So much of science is patience. A research advance from a team led by Christina Smolke—engineering molecules to perform sophisticated functions in cells—has provoked enthusiasm well beyond Stanford and now will continue down the road to full development for, oh, a minimum of eight years.
That's how long assistant professor of bioengineering Smolke estimates it will take to see the impact of her innovation on human health. The achievement so far is the construction of biological molecules that can enter a cell, recognize what's occurring within it and respond accordingly. Eventually those molecules could have enormous therapeutic value, such as the ability to detect disease and attack it with a precision that avoids undesired consequences, such as damage to healthy cells. Consider, for example, the possibility of using engineered molecules to identify cancerous cells and then induce those cells to destroy themselves.

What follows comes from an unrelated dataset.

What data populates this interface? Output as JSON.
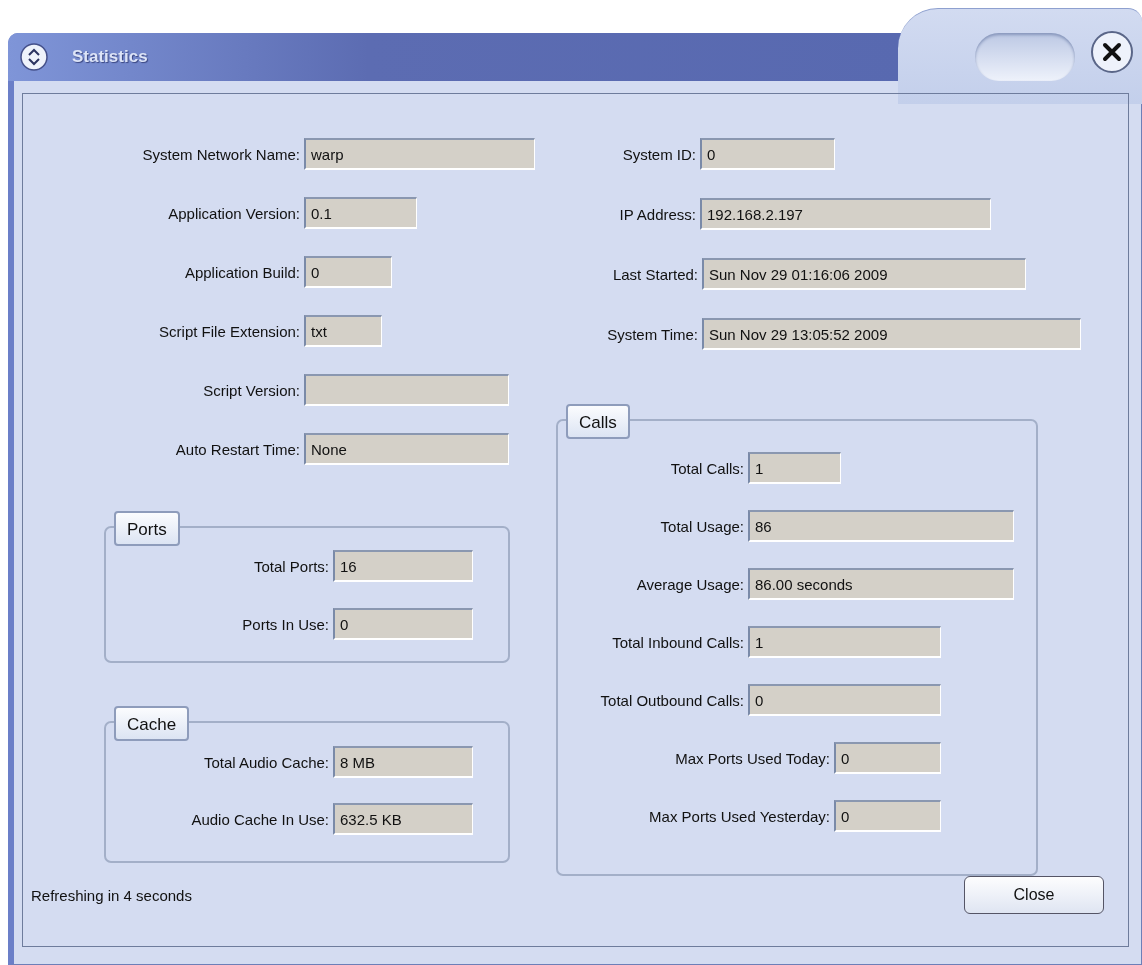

In Smolke's field, this type of accomplishment generates immediate excitement despite the long road ahead. James Collins, a Boston University professor of biomedical engineering and 2003 recipient of a MacArthur Foundation "genius" award, says the work "represents an important breakthrough in synthetic biology."
"This innovative development," Collins wrote in an email to STANFORD , "enables us to easily rewire and reprogram mammalian cells, as well as create novel classes of biosensors that can be used to detect and monitor disease states." Smolke's lab, he continued, has "moved the field much closer to clinical applications." Working closely with Smolke were Caltech researchers Stephanie Culler, first author on a paper about the results in Science, and Kevin Hoff.
The jump-off point for Smolke's team is the process of creating molecules of RNA (ribonucleic acid, which is genetic material) that can be designed as control devices to biologically compute what cells are doing, then transmit a programmed response. The researchers succeeded in using that kind of synthetic device to sense conditions in cultured human cells.
"We're demonstrating that you can encode this type of sophisticated function in RNA molecules," says Smolke. "But there are still a lot of steps to go through that are not trivial to get to clinical trials. This is pretty new stuff. This is the first time these types of molecules are being designed this way."
The engineered RNA devices also have a particularly pragmatic elegance: Their modular design allows their components to be interchanged. For instance, one piece could be varied as needed to make cells receptive to one drug versus another, depending on which would be more therapeutic. "We really focus on the technology involved and the modular aspect," Smolke notes. "We're developing something that can be tailored for specific results."
The next major research stage is animal studies. "That's where we begin figuring out how this actually works in whole organisms," Smolke says. Collaborative efforts also are under way with Michael Jensen, a clinician at Seattle Children's Research Institute, on the lengthy path of translating the research to a human clinical trial.
Smolke's work on designer RNA molecules began when she was an assistant professor of chemical engineering at Caltech. Working there with Maung Nyan Win, then a graduate researcher and later a Stanford postdoc, Smolke's efforts produced the first RNA device that could detect and process more than one piece of incoming information after entering cells. Smolke joined Stanford's faculty in January 2009.
"It has taken an incredibly talented and dedicated team to get the technology to where it is today," Smolke says. "We have a long road ahead of us in translating these technologies into human patients. But the promise and potential for treating many devastating diseases make the journey . . . exciting and worthwhile."